4月になって、東神大に入学するために上京しました。そして東神大の学生寮に入りました。すると或る先輩がわたしに聞きました。「教会はどこへ通うのか?」と。わたしは「三鷹教会に通うつもりだ」と答えました。するとその人は、「三鷹教会の牧師は、東神大出身じゃないからなあ」というようなことを言いました。「ちょっとそれはやめたほうがよい」というように聞こえました。わたしはちょっとムッとしましたが、言われてみるとなんだかちょっと心配になりました。清水先生のお話をラジオで聞いていたというものの、会ってお話しをしたこともないし、三鷹教会の礼拝に出席したことがあるわけでもない。誰かの紹介があるわけでもない。‥‥そう考えると、ちょっと心配になりました。

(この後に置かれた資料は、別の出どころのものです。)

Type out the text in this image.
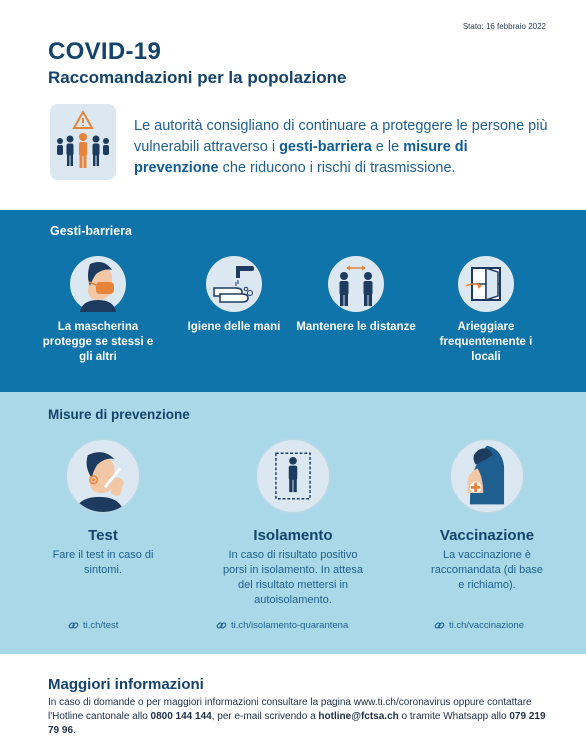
Stato: 16 febbraio 2022
COVID-19
Raccomandazioni per la popolazione

Le autorità consigliano di continuare a proteggere le persone più vulnerabili attraverso i gesti-barriera e le misure di prevenzione che riducono i rischi di trasmissione.

Gesti-barriera
La mascherina protegge se stessi e gli altri
Igiene delle mani	Mantenere le distanze	Arieggiare frequentemente i locali
Misure di prevenzione
Test
Fare il test in caso di sintomi.
Isolamento
In caso di risultato positivo porsi in isolamento. In attesa del risultato mettersi in autoisolamento.
Vaccinazione
La vaccinazione è raccomandata (di base e richiamo).
ti.ch/test	ti.ch/isolamento-quarantena	ti.ch/vaccinazione
Maggiori informazioni

In caso di domande o per maggiori informazioni consultare la pagina www.ti.ch/coronavirus oppure contattare l'Hotline cantonale allo 0800 144 144, per e-mail scrivendo a hotline@fctsa.ch o tramite Whatsapp allo 079 219 79 96.
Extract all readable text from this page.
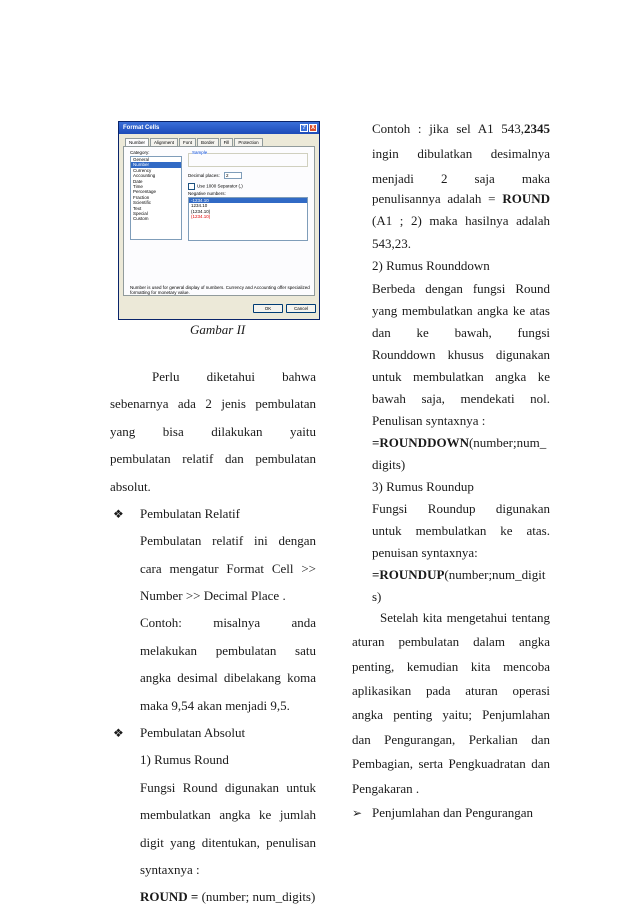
Format Cells	? X
Number	Alignment	Font	Border	Fill	Protection
Category:
General
Number
Currency
Accounting
Date
Time
Percentage
Fraction
Scientific
Text
Special
Custom
Sample
Decimal places:	2
Use 1000 Separator (,)
Negative numbers:
-1234.10
1234.10
(1234.10)
(1234.10)
Number is used for general display of numbers. Currency and Accounting offer specialized formatting for monetary value.
OK	Cancel
Gambar II
Perlu diketahui bahwa
sebenarnya ada 2 jenis pembulatan
yang bisa dilakukan yaitu
pembulatan relatif dan pembulatan
absolut.
❖ Pembulatan Relatif
Pembulatan relatif ini dengan
cara mengatur Format Cell >>
Number >> Decimal Place .
Contoh: misalnya anda
melakukan pembulatan satu
angka desimal dibelakang koma
maka 9,54 akan menjadi 9,5.
❖ Pembulatan Absolut
1) Rumus Round
Fungsi Round digunakan untuk
membulatkan angka ke jumlah
digit yang ditentukan, penulisan
syntaxnya :
ROUND = (number; num_digits)
Contoh : jika sel A1 543,2345
ingin dibulatkan desimalnya
menjadi 2 saja maka
penulisannya adalah = ROUND
(A1 ; 2) maka hasilnya adalah
543,23.
2) Rumus Rounddown
Berbeda dengan fungsi Round
yang membulatkan angka ke atas
dan ke bawah, fungsi
Rounddown khusus digunakan
untuk membulatkan angka ke
bawah saja, mendekati nol.
Penulisan syntaxnya :
=ROUNDDOWN(number;num_
digits)
3) Rumus Roundup
Fungsi Roundup digunakan
untuk membulatkan ke atas.
penuisan syntaxnya:
=ROUNDUP(number;num_digit
s)
Setelah kita mengetahui tentang
aturan pembulatan dalam angka
penting, kemudian kita mencoba
aplikasikan pada aturan operasi
angka penting yaitu; Penjumlahan
dan Pengurangan, Perkalian dan
Pembagian, serta Pengkuadratan dan
Pengakaran .
➢ Penjumlahan dan Pengurangan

また、同級生には、「奨学金のもらえる教会に行く」という人がいました。私は神学生に奨学金を出す教会があるということは知りませんでした。そうすると、蓄えのほとんど無かった私はまた心配になりました。
それで私は、神さまに祈ることにしました。「主よ、三鷹教会がわたしが神学校在学中に通うべき教会かどうか教えて下さい」と。そうして日曜日を迎えたのです。三鷹教会の礼拝に出席しました。初めて行くその教会は、井の頭公園駅の近くの住宅街の中にある、小さな建物の教会でした。回りの住宅の法が立派に見えるほどでした。その小さなみすぼらしい建物の教会に入りました。建物は狭いが、人がぎっしり集まっていました。

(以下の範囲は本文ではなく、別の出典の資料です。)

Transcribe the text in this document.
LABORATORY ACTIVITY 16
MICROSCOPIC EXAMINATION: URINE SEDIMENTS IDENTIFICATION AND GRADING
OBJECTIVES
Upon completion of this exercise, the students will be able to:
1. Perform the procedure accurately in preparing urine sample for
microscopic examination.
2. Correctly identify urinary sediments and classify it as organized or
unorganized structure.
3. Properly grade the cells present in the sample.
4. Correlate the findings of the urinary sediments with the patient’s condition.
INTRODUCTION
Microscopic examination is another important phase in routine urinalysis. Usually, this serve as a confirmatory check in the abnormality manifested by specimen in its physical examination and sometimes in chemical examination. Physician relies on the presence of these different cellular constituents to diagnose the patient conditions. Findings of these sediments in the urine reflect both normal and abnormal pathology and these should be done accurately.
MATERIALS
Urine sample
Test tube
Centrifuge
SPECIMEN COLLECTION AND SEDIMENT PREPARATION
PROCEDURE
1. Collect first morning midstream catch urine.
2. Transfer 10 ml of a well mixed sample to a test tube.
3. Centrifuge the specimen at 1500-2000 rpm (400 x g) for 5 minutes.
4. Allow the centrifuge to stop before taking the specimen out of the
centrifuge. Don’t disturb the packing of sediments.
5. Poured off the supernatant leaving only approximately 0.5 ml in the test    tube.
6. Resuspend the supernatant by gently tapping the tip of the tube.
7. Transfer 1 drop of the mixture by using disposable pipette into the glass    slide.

そして清水先生の説教が始まりました。聖書は、それまでずっと続けてヨブ記をテキストにしてきたようでした。私が行ったその日は、ちょうどそのヨブ記の最後、42書の所で説教がなされていました。その礼拝の中で私は、神さまの答えをいただいたのです。清水先生が説教の中で「神の主権」という言葉をおっしゃいました。その言葉が、私の心の中にまるで雷のように響いてきたのです。そしてたしかにそこに神がおられるのが分かりました。そして涙がこみ上げてきました。ものすごい感動でした。なぜだか分からない。お話しが良かったから、というのではありません。ドンと、神さまが答えを与えて下さったのです。
私は、三鷹教会に通うと決めていたのに、他人から言われて心配になり、あれこれと迷いだしていた。しかしその言葉、「神の主権」という言葉がぱっと、紛れもなく神さまの言葉として聞こえてきたのです。そして、そのようなことは人間が決めることではない。神さまが決めることであるという信仰が瞬間的に与えられたのです。その瞬間に迷いが断ち切られたのです。ものすごい平安がやってきました。そして私は、迷うことなく三鷹教会に通い続けることとなりました。それは神さまがお決めになったことでした。
私はその日、礼拝で神にお会いするということを初めて経験しました。いや、もちろんそれまでも教会の礼拝において、神さまイエスさまとお会いしていたはずなのです。しかし私はそれが分からなかっただけです。その日、主は私の祈りに応えて、たしかに礼拝で主がおられること、聖霊を通して主にお会いできることを教えられたのです。
きょう読んだもう一個所の旧約聖書です。ヤコブが言った言葉です。「まことに主がこの場所におられるのに、わたしは知らなかった。」(創世記28:16)
私は知らなかったのです。気がつかなかったのです。礼拝の中に、主がおられることを。私たちは、この地上においては礼拝をして、生ける神さまイエスさまにお会いし、やがて天の都にては、永遠から永遠へ、主の顔を仰ぎ見て礼拝するのです。